To note the fashions of the cross

Of those that stand alone,

Still fascinated to presume

That some are like my own.

I hadn’t yet read enough American poets to form an opinion on who was the best. As I fought back tears reading this poem, I realized my teacher must be right. Because somehow, this woman who grew up in a broad white house in the best part of town, educated and well-fed and not without love interests, recognized grief in all its forms, and spoke words that even desperate boys from the worst parts of town in the worst sorts of shelter would recognize.

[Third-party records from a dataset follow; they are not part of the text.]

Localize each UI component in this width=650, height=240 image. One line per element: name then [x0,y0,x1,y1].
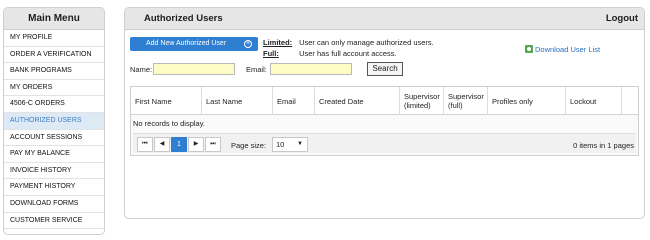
pager-info: 0 items in 1 pages [573,141,634,150]
sidebar-item-order-verification[interactable]: ORDER A VERIFICATION [4,47,104,64]
chevron-down-icon: ▼ [297,141,303,147]
page-size-value: 10 [276,140,285,149]
page-1-button[interactable]: 1 [171,137,187,152]
legend-full: Full: User has full account access. [263,48,434,59]
sidebar-item-payment-history[interactable]: PAYMENT HISTORY [4,179,104,196]
name-label: Name: [130,65,153,74]
search-button[interactable]: Search [367,62,403,76]
sidebar-item-pay-my-balance[interactable]: PAY MY BALANCE [4,146,104,163]
next-page-button[interactable]: ▶ [188,137,204,152]
panel-header: Authorized Users Logout [125,8,644,30]
authorized-users-panel: Authorized Users Logout Add New Authoriz… [124,7,645,219]
legend-full-text: User has full account access. [299,49,397,58]
email-input[interactable] [270,63,352,75]
sidebar-item-4506c-orders[interactable]: 4506-C ORDERS [4,96,104,113]
sidebar-item-authorized-users[interactable]: AUTHORIZED USERS [4,112,104,130]
sidebar-title: Main Menu [4,8,104,30]
column-supervisor-limited[interactable]: Supervisor (limited) [400,87,444,115]
sidebar-item-bank-programs[interactable]: BANK PROGRAMS [4,63,104,80]
sidebar-item-customer-service[interactable]: CUSTOMER SERVICE [4,213,104,230]
sidebar-item-account-sessions[interactable]: ACCOUNT SESSIONS [4,130,104,147]
plus-circle-icon: + [244,40,252,48]
column-email[interactable]: Email [273,87,315,115]
column-first-name[interactable]: First Name [131,87,202,115]
sidebar-item-invoice-history[interactable]: INVOICE HISTORY [4,163,104,180]
download-icon [525,45,533,53]
add-button-label: Add New Authorized User [146,40,227,47]
column-last-name[interactable]: Last Name [202,87,273,115]
legend-limited: Limited: User can only manage authorized… [263,37,434,48]
legend-full-key: Full: [263,49,279,58]
legend-limited-key: Limited: [263,38,293,47]
name-input[interactable] [153,63,235,75]
sidebar-menu: MY PROFILE ORDER A VERIFICATION BANK PRO… [4,30,104,230]
first-page-button[interactable]: ⏮ [137,137,153,152]
column-supervisor-full[interactable]: Supervisor (full) [444,87,488,115]
sidebar: Main Menu MY PROFILE ORDER A VERIFICATIO… [3,7,105,235]
page-title: Authorized Users [144,13,223,24]
grid-pager: ⏮ ◀ 1 ▶ ⏭ Page size: 10 ▼ 0 items in 1 p… [133,133,636,153]
last-page-button[interactable]: ⏭ [205,137,221,152]
add-authorized-user-button[interactable]: Add New Authorized User + [130,37,258,51]
column-lockout[interactable]: Lockout [566,87,622,115]
logout-link[interactable]: Logout [606,8,638,30]
page-size-label: Page size: [231,141,267,150]
email-label: Email: [246,65,267,74]
users-grid: First Name Last Name Email Created Date … [130,86,639,156]
column-profiles-only[interactable]: Profiles only [488,87,566,115]
empty-message: No records to display. [133,119,205,128]
legend-limited-text: User can only manage authorized users. [299,38,434,47]
page-size-select[interactable]: 10 ▼ [272,137,308,152]
grid-header: First Name Last Name Email Created Date … [131,87,638,115]
sidebar-item-download-forms[interactable]: DOWNLOAD FORMS [4,196,104,213]
permission-legend: Limited: User can only manage authorized… [263,37,434,59]
sidebar-item-my-profile[interactable]: MY PROFILE [4,30,104,47]
column-created-date[interactable]: Created Date [315,87,400,115]
sidebar-item-my-orders[interactable]: MY ORDERS [4,80,104,97]
download-label: Download User List [535,45,601,54]
download-user-list-link[interactable]: Download User List [525,45,600,54]
prev-page-button[interactable]: ◀ [154,137,170,152]
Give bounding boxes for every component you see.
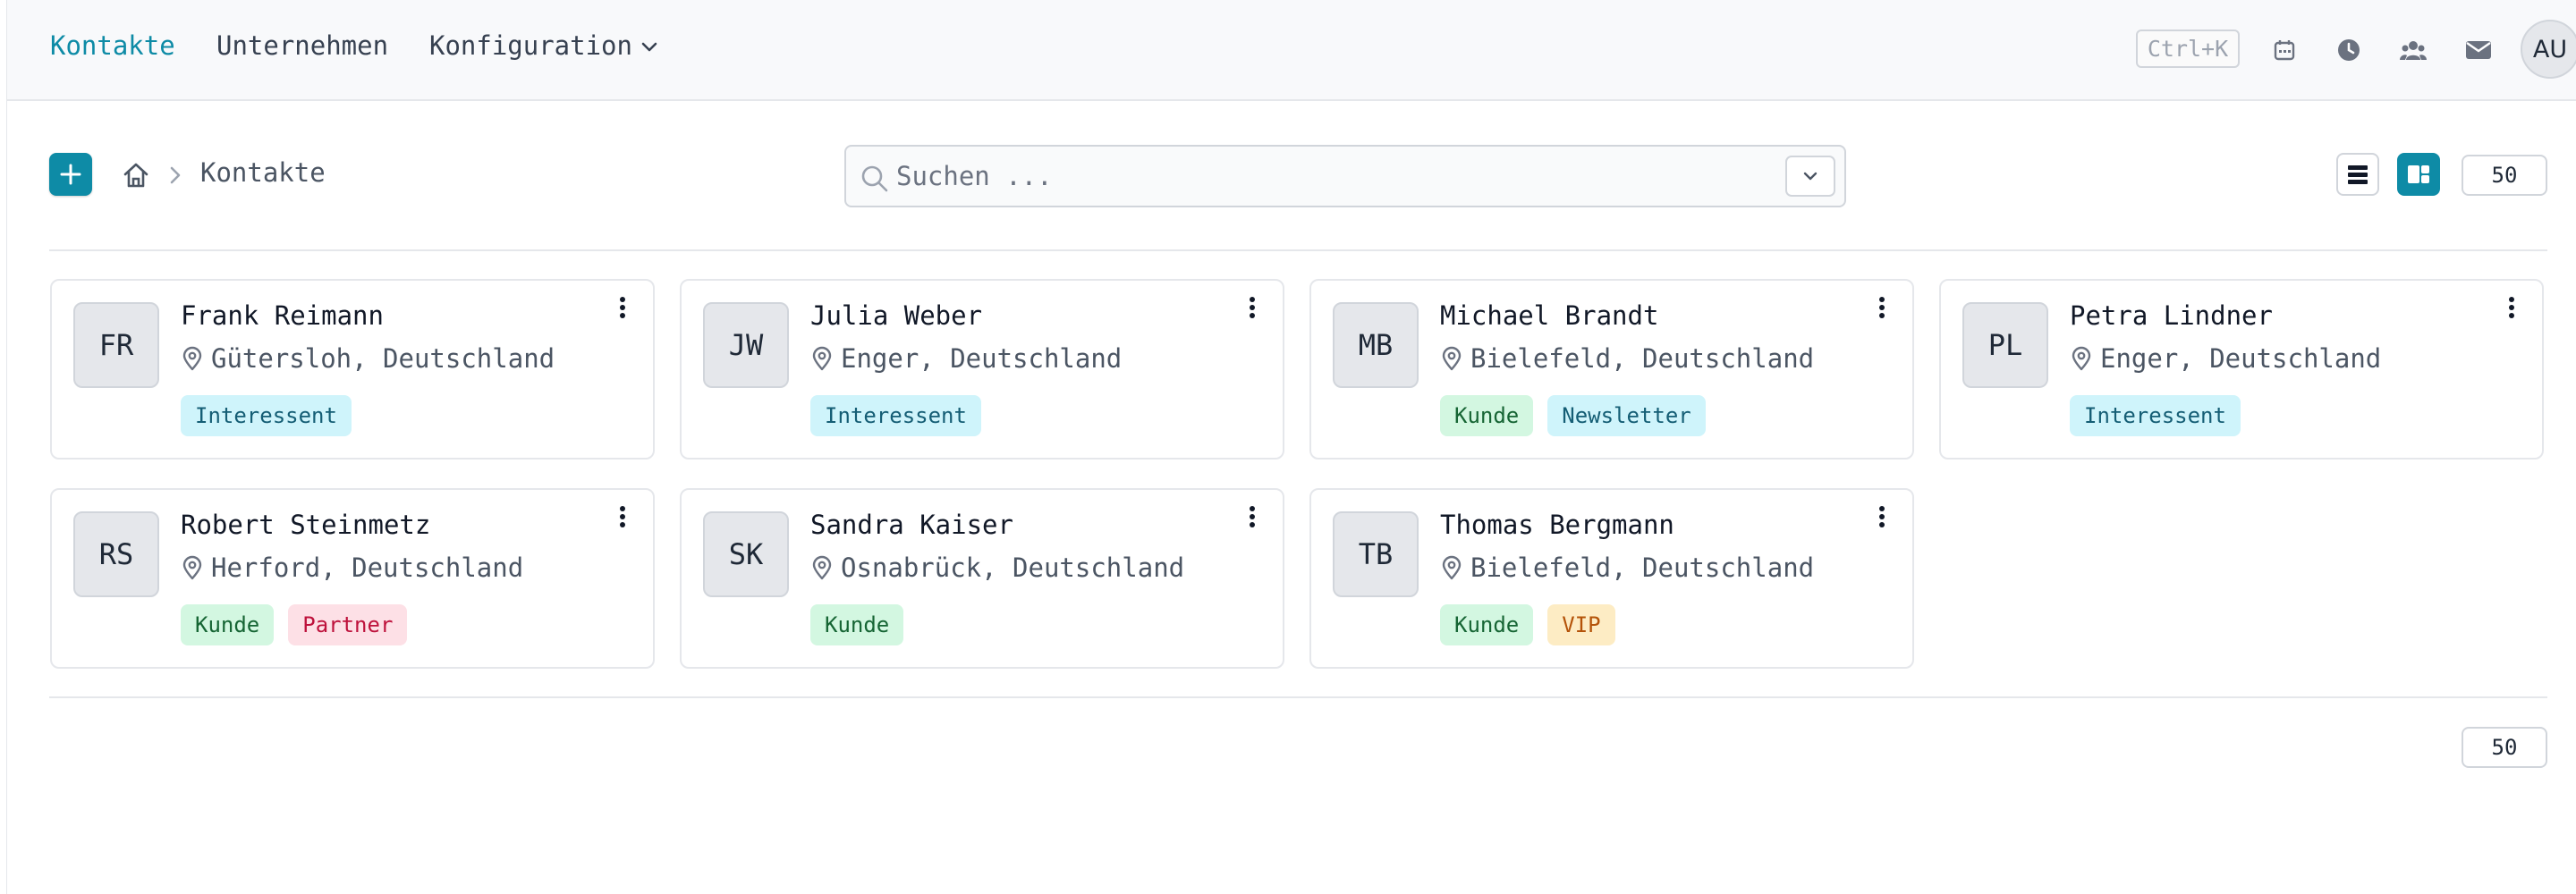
contact-location-text: Osnabrück, Deutschland (841, 552, 1185, 583)
search-box (844, 145, 1846, 207)
more-options-icon[interactable] (612, 502, 633, 531)
map-pin-icon (812, 346, 832, 371)
contact-card[interactable]: RS Robert Steinmetz Herford, Deutschland Ku… (50, 488, 655, 669)
map-pin-icon (182, 346, 202, 371)
contact-tag: Kunde (810, 604, 904, 645)
contact-name[interactable]: Julia Weber (810, 300, 982, 331)
user-avatar[interactable]: AU (2521, 20, 2576, 79)
contact-tag: Interessent (181, 395, 352, 436)
nav-configuration[interactable]: Konfiguration (429, 30, 657, 61)
more-options-icon[interactable] (612, 293, 633, 322)
contact-tag: Newsletter (1547, 395, 1706, 436)
chevron-down-icon (1803, 172, 1818, 181)
contact-location: Bielefeld, Deutschland (1440, 552, 1814, 583)
chevron-right-icon (170, 166, 181, 184)
contact-initials-avatar: SK (703, 511, 789, 597)
contact-name[interactable]: Thomas Bergmann (1440, 510, 1674, 540)
contact-initials-avatar: RS (73, 511, 159, 597)
contact-name[interactable]: Michael Brandt (1440, 300, 1658, 331)
contact-initials-avatar: FR (73, 302, 159, 388)
breadcrumb-current: Kontakte (200, 157, 326, 188)
contact-location-text: Enger, Deutschland (841, 343, 1123, 374)
search-icon (861, 165, 888, 192)
contact-tag: VIP (1547, 604, 1615, 645)
chevron-down-icon (641, 42, 657, 52)
more-options-icon[interactable] (1241, 293, 1263, 322)
search-shortcut-hint[interactable]: Ctrl+K (2136, 30, 2240, 68)
contact-location: Gütersloh, Deutschland (181, 343, 555, 374)
contact-initials-avatar: JW (703, 302, 789, 388)
contact-initials-avatar: PL (1962, 302, 2048, 388)
contact-location-text: Enger, Deutschland (2100, 343, 2382, 374)
more-options-icon[interactable] (1871, 293, 1893, 322)
card-view-icon (2408, 165, 2429, 183)
map-pin-icon (1442, 346, 1462, 371)
contact-tag: Kunde (181, 604, 275, 645)
contact-location: Herford, Deutschland (181, 552, 523, 583)
divider (49, 249, 2547, 251)
contact-name[interactable]: Robert Steinmetz (181, 510, 430, 540)
search-input[interactable] (896, 156, 1719, 197)
contact-card[interactable]: TB Thomas Bergmann Bielefeld, Deutschland K… (1309, 488, 1914, 669)
contact-location-text: Bielefeld, Deutschland (1470, 552, 1815, 583)
page-size-select-bottom[interactable]: 50 (2462, 727, 2547, 768)
map-pin-icon (182, 555, 202, 580)
map-pin-icon (812, 555, 832, 580)
contact-tags: Kunde (810, 604, 904, 645)
list-view-button[interactable] (2336, 153, 2379, 196)
contact-tags: Kunde Partner (181, 604, 408, 645)
contact-card-grid: FR Frank Reimann Gütersloh, Deutschland Int… (50, 279, 2547, 669)
search-filter-dropdown[interactable] (1785, 156, 1835, 197)
contact-tag: Partner (288, 604, 408, 645)
contact-card[interactable]: PL Petra Lindner Enger, Deutschland Interes… (1939, 279, 2544, 460)
contact-location-text: Gütersloh, Deutschland (211, 343, 555, 374)
contact-tags: Interessent (810, 395, 981, 436)
list-view-icon (2348, 165, 2368, 184)
nav-contacts[interactable]: Kontakte (50, 30, 175, 61)
calendar-icon[interactable] (2270, 36, 2299, 64)
contact-tags: Kunde VIP (1440, 604, 1615, 645)
map-pin-icon (1442, 555, 1462, 580)
divider (49, 696, 2547, 698)
contact-tags: Interessent (2070, 395, 2241, 436)
contact-location: Enger, Deutschland (2070, 343, 2381, 374)
contact-initials-avatar: MB (1333, 302, 1419, 388)
contact-location-text: Herford, Deutschland (211, 552, 524, 583)
window-edge (0, 0, 7, 894)
users-icon[interactable] (2399, 36, 2428, 64)
map-pin-icon (2072, 346, 2091, 371)
contact-tag: Interessent (810, 395, 981, 436)
more-options-icon[interactable] (2501, 293, 2522, 322)
contact-name[interactable]: Sandra Kaiser (810, 510, 1013, 540)
nav-configuration-label: Konfiguration (429, 30, 632, 61)
contact-card[interactable]: MB Michael Brandt Bielefeld, Deutschland Ku… (1309, 279, 1914, 460)
add-contact-button[interactable] (49, 153, 92, 196)
contact-tag: Kunde (1440, 395, 1534, 436)
contact-name[interactable]: Petra Lindner (2070, 300, 2273, 331)
contact-tags: Kunde Newsletter (1440, 395, 1706, 436)
contact-location: Bielefeld, Deutschland (1440, 343, 1814, 374)
nav-companies[interactable]: Unternehmen (216, 30, 388, 61)
contact-card[interactable]: FR Frank Reimann Gütersloh, Deutschland Int… (50, 279, 655, 460)
contact-initials-avatar: TB (1333, 511, 1419, 597)
card-view-button[interactable] (2397, 153, 2440, 196)
top-navigation: Kontakte Unternehmen Konfiguration Ctrl+… (0, 0, 2576, 101)
contact-tag: Interessent (2070, 395, 2241, 436)
home-icon[interactable] (122, 161, 150, 190)
more-options-icon[interactable] (1871, 502, 1893, 531)
contact-name[interactable]: Frank Reimann (181, 300, 384, 331)
more-options-icon[interactable] (1241, 502, 1263, 531)
plus-icon (60, 164, 81, 185)
contact-location-text: Bielefeld, Deutschland (1470, 343, 1815, 374)
contact-card[interactable]: SK Sandra Kaiser Osnabrück, Deutschland Kun… (680, 488, 1284, 669)
mail-icon[interactable] (2464, 36, 2493, 64)
contact-location: Osnabrück, Deutschland (810, 552, 1184, 583)
contact-tags: Interessent (181, 395, 352, 436)
contact-location: Enger, Deutschland (810, 343, 1122, 374)
contact-card[interactable]: JW Julia Weber Enger, Deutschland Interesse… (680, 279, 1284, 460)
clock-icon[interactable] (2334, 36, 2363, 64)
page-size-select[interactable]: 50 (2462, 155, 2547, 196)
contact-tag: Kunde (1440, 604, 1534, 645)
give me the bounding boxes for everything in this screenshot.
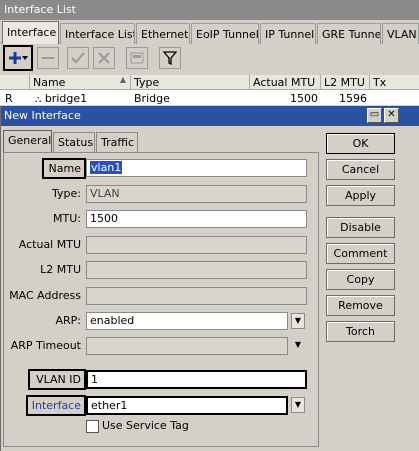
interface-list-toolbar [0,44,419,74]
l2-mtu-field [86,261,307,279]
remove-button[interactable] [37,47,59,69]
bridge-icon: ⛬ [35,95,42,105]
column-header-name[interactable]: Name ▲ [30,75,131,90]
mtu-input[interactable]: 1500 [86,210,307,228]
restore-button[interactable]: ▭ [367,108,382,123]
dialog-titlebar: New Interface ▭ ✕ [1,106,419,126]
cancel-button[interactable]: Cancel [326,159,395,180]
restore-icon: ▭ [369,109,380,120]
filter-icon [163,51,177,65]
l2-mtu-label: L2 MTU [40,263,81,276]
column-header-l2-mtu[interactable]: L2 MTU [321,75,370,90]
arp-dropdown-button[interactable]: ▼ [291,313,305,329]
mac-address-field [86,287,307,305]
column-header-type[interactable]: Type [131,75,250,90]
interface-list-titlebar: Interface List [0,0,419,20]
use-service-tag-label: Use Service Tag [102,419,189,432]
tab-traffic[interactable]: Traffic [96,132,138,152]
row-type: Bridge [134,92,170,105]
filter-button[interactable] [159,47,181,69]
tab-interface-list[interactable]: Interface List [60,23,135,44]
column-header-actual-mtu[interactable]: Actual MTU [250,75,321,90]
comment-button[interactable] [126,47,148,69]
interface-label: Interface [26,395,86,416]
apply-button[interactable]: Apply [326,185,395,206]
interface-list-tabs: Interface Interface List Ethernet EoIP T… [0,21,419,44]
ok-button[interactable]: OK [326,133,395,154]
disable-button[interactable]: Disable [326,217,395,238]
tab-interface[interactable]: Interface [2,21,59,44]
actual-mtu-label: Actual MTU [18,238,81,251]
arp-timeout-expand-button[interactable]: ▼ [291,338,305,354]
name-label: Name [42,158,86,179]
arp-timeout-label: ARP Timeout [10,339,81,352]
tab-ethernet[interactable]: Ethernet [136,23,190,44]
row-l2-mtu: 1596 [339,92,367,105]
interface-select[interactable]: ether1 [86,396,288,415]
torch-button[interactable]: Torch [326,321,395,342]
tab-general[interactable]: General [3,130,52,153]
tab-vlan[interactable]: VLAN [382,23,419,44]
tab-gre-tunnel[interactable]: GRE Tunnel [317,23,381,44]
row-flag: R [5,92,13,105]
tab-ip-tunnel[interactable]: IP Tunnel [260,23,316,44]
comment-icon [130,52,144,64]
column-header-flag[interactable] [0,75,30,90]
arp-select[interactable]: enabled [86,312,288,330]
add-button[interactable] [3,45,33,71]
row-actual-mtu: 1500 [290,92,318,105]
close-icon: ✕ [387,109,396,120]
close-button[interactable]: ✕ [384,108,399,123]
plus-icon [9,52,28,64]
arp-label: ARP: [55,314,81,327]
new-interface-dialog: New Interface ▭ ✕ General Status Traffic… [0,106,419,451]
interface-dropdown-button[interactable]: ▼ [291,397,305,413]
sort-ascending-icon: ▲ [119,75,126,84]
check-icon [71,52,85,64]
mac-address-label: MAC Address [9,289,81,302]
dialog-title: New Interface [4,109,81,122]
minus-icon [42,57,54,59]
type-label: Type: [52,187,81,200]
vlan-id-input[interactable]: 1 [86,370,307,389]
x-icon [98,52,110,64]
copy-button[interactable]: Copy [326,269,395,290]
column-header-tx[interactable]: Tx [370,75,419,90]
name-input[interactable]: vlan1 [86,159,307,177]
use-service-tag-checkbox[interactable] [86,420,99,433]
mtu-label: MTU: [53,212,81,225]
tab-eoip-tunnel[interactable]: EoIP Tunnel [191,23,259,44]
arp-timeout-field [86,337,288,355]
actual-mtu-field [86,236,307,254]
type-field: VLAN [86,185,307,203]
chevron-down-icon: ▼ [294,400,302,409]
chevron-down-icon: ▼ [294,316,302,325]
vlan-id-label: VLAN ID [28,369,86,390]
interface-table: Name ▲ Type Actual MTU L2 MTU Tx R ⛬ bri… [0,75,419,105]
tab-status[interactable]: Status [53,132,95,152]
comment-button[interactable]: Comment [326,243,395,264]
disable-button[interactable] [93,47,115,69]
row-tx [370,91,419,105]
triangle-down-icon: ▼ [294,340,302,349]
interface-list-title: Interface List [4,3,76,16]
row-name-cell: ⛬ bridge1 [35,92,88,105]
enable-button[interactable] [67,47,89,69]
remove-button[interactable]: Remove [326,295,395,316]
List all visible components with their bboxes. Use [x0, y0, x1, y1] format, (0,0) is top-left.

Trying to shake getting lost in my own grief and my despair over the conversation that I imagined taking place in the room not twenty feet behind me, I flipped through the pages, closer to the front and stumbled upon Miss Dickinson’s “Hope.”

I’d just begun to read,

Hope is the thing with feathers

That perches in the soul

when I heard a sharp shuffling of feet and the librarian’s voice. “Sir, please just allow me to knock first. You’ll disturb the patrons.”

I turned to see two deputies flanking who I’d later learn was Sheriff Dolling. He ignored the librarian’s request and flung the door open without so much as knocking.

With my volume still in hand, I slid along the shelves until just outside the door. I no longer cared who could see me.

“Gentlemen,” Sheriff Dolling said, “sorry to disturb you. But Mr. Millar—”

I heard two chairs push back and two men, both Mr. Pop and Uncle Roger, answer, “Yes?”

My heart pounded in my chest.

“Mr. Roger Millar. Judge Dodd is requesting your presence in his courtroom immediately.”

Now more chairs backed up, and the hubbub overwhelmed the room. It took two seconds for both Uncle Roger and Mr. Pop to exit the room. Both looked at me immediately but said nothing. Mr. Pop pulled the door closed behind him as Uncle Roger spoke to the sheriff.

“What’s this about?”

“It seems,” Sheriff Dolling said, checking his notebook, “one Arthur Stringer has woken up.”